Deborah Cain said...

Deborah Cain
On cubism and primitivism etc: you can listen to the first talk by Paul Wood on "Art & Globalisation" in the Tate Open University series, where he talks about the early 20th century avant-garde, see website [with video link] http://www.tate.org.uk/learning/studydays/globalisation/

John Hurrell said...

Thanks Deborah for that. Readers can past this url into search and check it out.

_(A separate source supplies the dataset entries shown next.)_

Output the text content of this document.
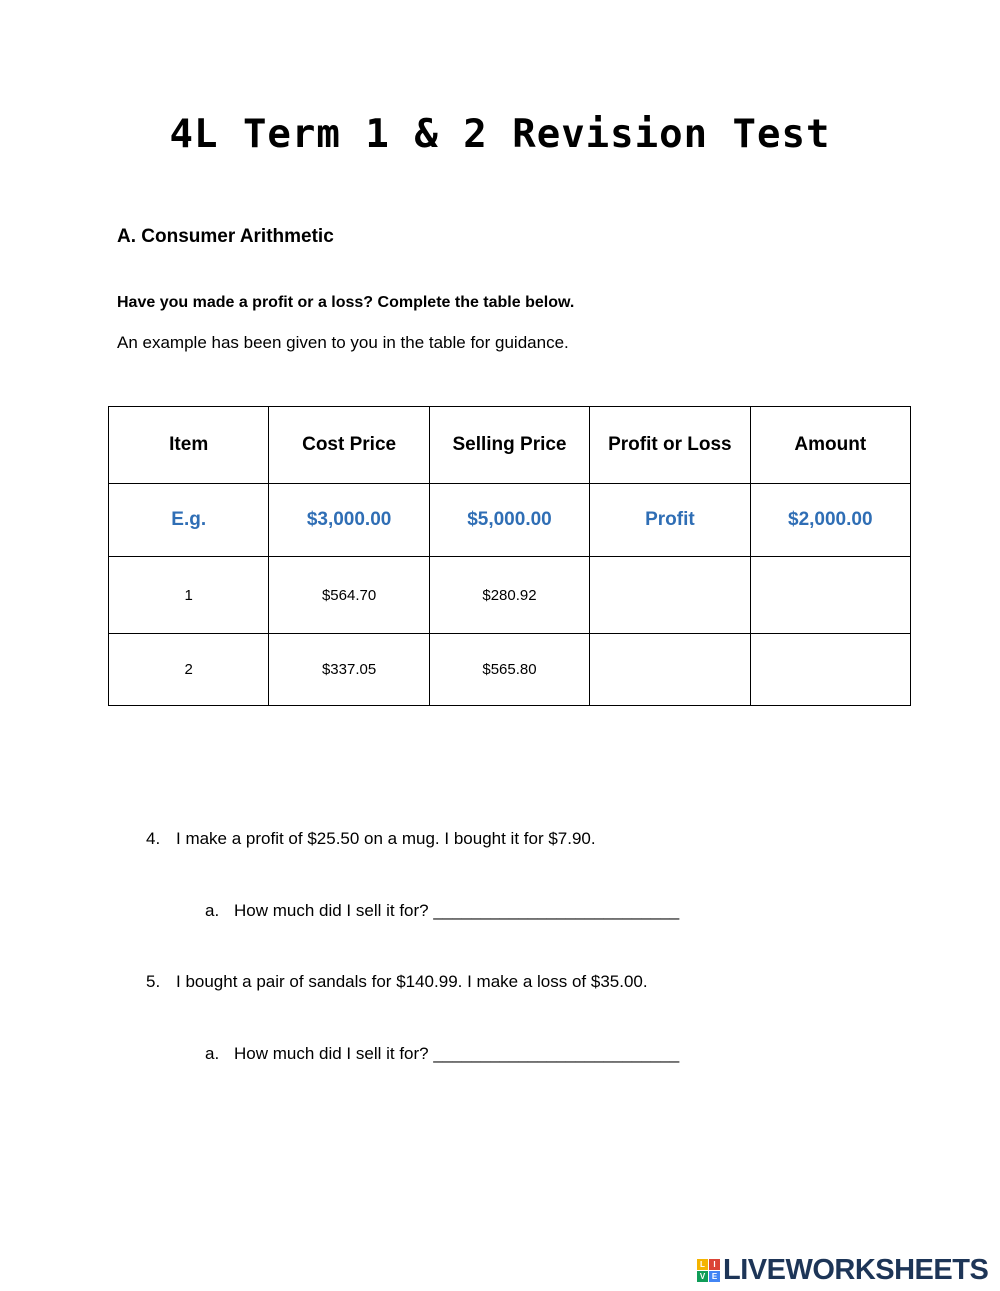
4L Term 1 & 2 Revision Test
A. Consumer Arithmetic
Have you made a profit or a loss? Complete the table below.
An example has been given to you in the table for guidance.
Item	Cost Price	Selling Price	Profit or Loss	Amount
E.g.	$3,000.00	$5,000.00	Profit	$2,000.00
1	$564.70	$280.92		
2	$337.05	$565.80		
4. I make a profit of $25.50 on a mug. I bought it for $7.90.
a. How much did I sell it for? __________________________
5. I bought a pair of sandals for $140.99. I make a loss of $35.00.
a. How much did I sell it for? __________________________
L	I
V E LIVEWORKSHEETS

The Parekowhai show can be pondered over with the Berger and Wedgwood references being somehow connected...perhaps? In truth I'm not sure now about the extent of its focus. Be curious to hear some other opinions on this.

Ben Clement said...

Nothing but a lemon tree

John Hurrell said...

Well Ben, my task would be a hell of a lot easier if that were the case, but the work is loaded up with a highly evocative title, which according to the show's publicity poster, refers to a review of John Berger's book.
The title is designed to shower the sculpture with meaning, so that critics, theorists, and art historians come running. It's a standard artist strategy: build the work, then build the title. Then stand back and watch the fun.

Kim Finnarty said...

it's a lemon tree my dear Watson.

stephen said...

As if insincere, self-conscious "art about art" wasn't bad enough; now we have "art about writing about art"? "Art about art-history"?

It's a new low.

LOLcaptcha: fingism

James said...

Was it the lemons from the start?

Kim Finnarty said...

"In Parekowhai’s hands they take on the meaning of political power too."

I know it is just a turn of phrase Mr Hurrell but when was the last time Michael Parakowhai laid his own hands on an artwork? Isn't he famous for his technicians ability?

So isn't the central critical question with this work:is the thinking of the design correctly pitched. Is it overthought underthought or just right.

If you geddit is it underthought if impenetrable, overthought? and if you miss interpret alltogether, like you seem to have done is it just right or a failure?

The elephant in the room could be the audience.